American writer (born 1950)

Thaddeus Edward Carhart (born February 16, 1950) is an American writer. He is the author of bestseller The Piano Shop on the Left Bank, a memoir of his experiences with pianos and his time spent in a Parisian piano atelier. His book Across the Endless River is a historical novel about Jean-Baptiste Charbonneau, the son of Sacagawea, and his intriguing sojourn as a young man in 1820s Europe.

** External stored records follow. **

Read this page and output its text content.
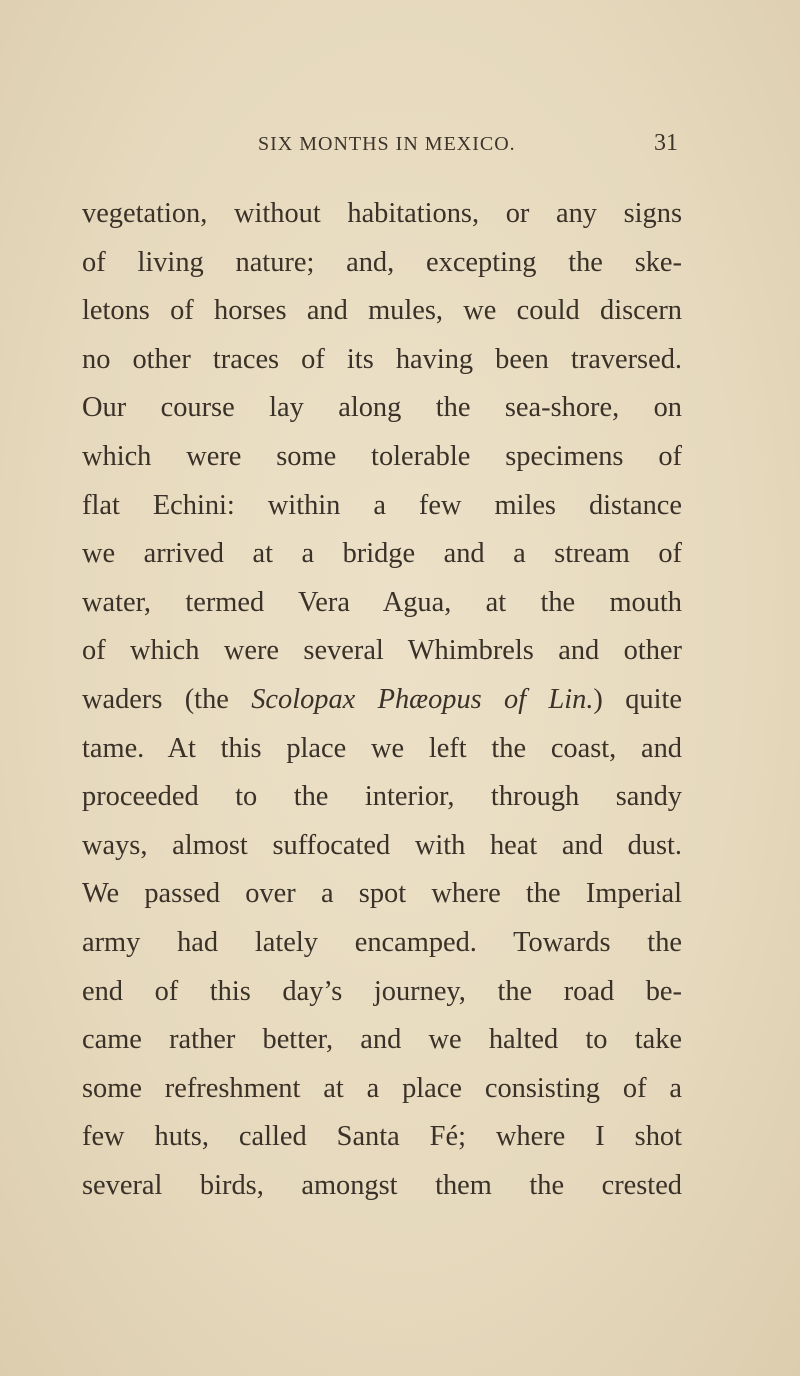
SIX MONTHS IN MEXICO.	31
vegetation, without habitations, or any signs
of living nature; and, excepting the ske-
letons of horses and mules, we could discern
no other traces of its having been traversed.
Our course lay along the sea-shore, on
which were some tolerable specimens of
flat Echini: within a few miles distance
we arrived at a bridge and a stream of
water, termed Vera Agua, at the mouth
of which were several Whimbrels and other
waders (the Scolopax Phæopus of Lin.) quite
tame. At this place we left the coast, and
proceeded to the interior, through sandy
ways, almost suffocated with heat and dust.
We passed over a spot where the Imperial
army had lately encamped. Towards the
end of this day’s journey, the road be-
came rather better, and we halted to take
some refreshment at a place consisting of a
few huts, called Santa Fé; where I shot
several birds, amongst them the crested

==Early life and education==
Thaddeus Edward Carhart was born in 1950 at Tuscaloosa, Alabama to Air Force Major Thomas M. Carhart and May [Welch] Carhart, and lived in numerous locations while growing up. He graduated with a degree in Anthropology from Yale University and also worked as an interpreter for the State Department. He pursued graduate studies at Stanford University.

==Personal life==
At the time of this writing, Thad Carhart resides in Paris with his wife and two children.

==Writing inspiration==
Thad Carhart describes his writing interest as being in the mid-1820s Europe.

==Bibliography==
- Carhart, Thad (2016). "Finding Fontainebleau : an American boy in France"
- Carhart, Thad (2009). "Across the Endless River"
- Carhart, Thad (2001). "The Piano Shop on the Left Bank: Discovering a Forgotten Passion in a Paris Atelier."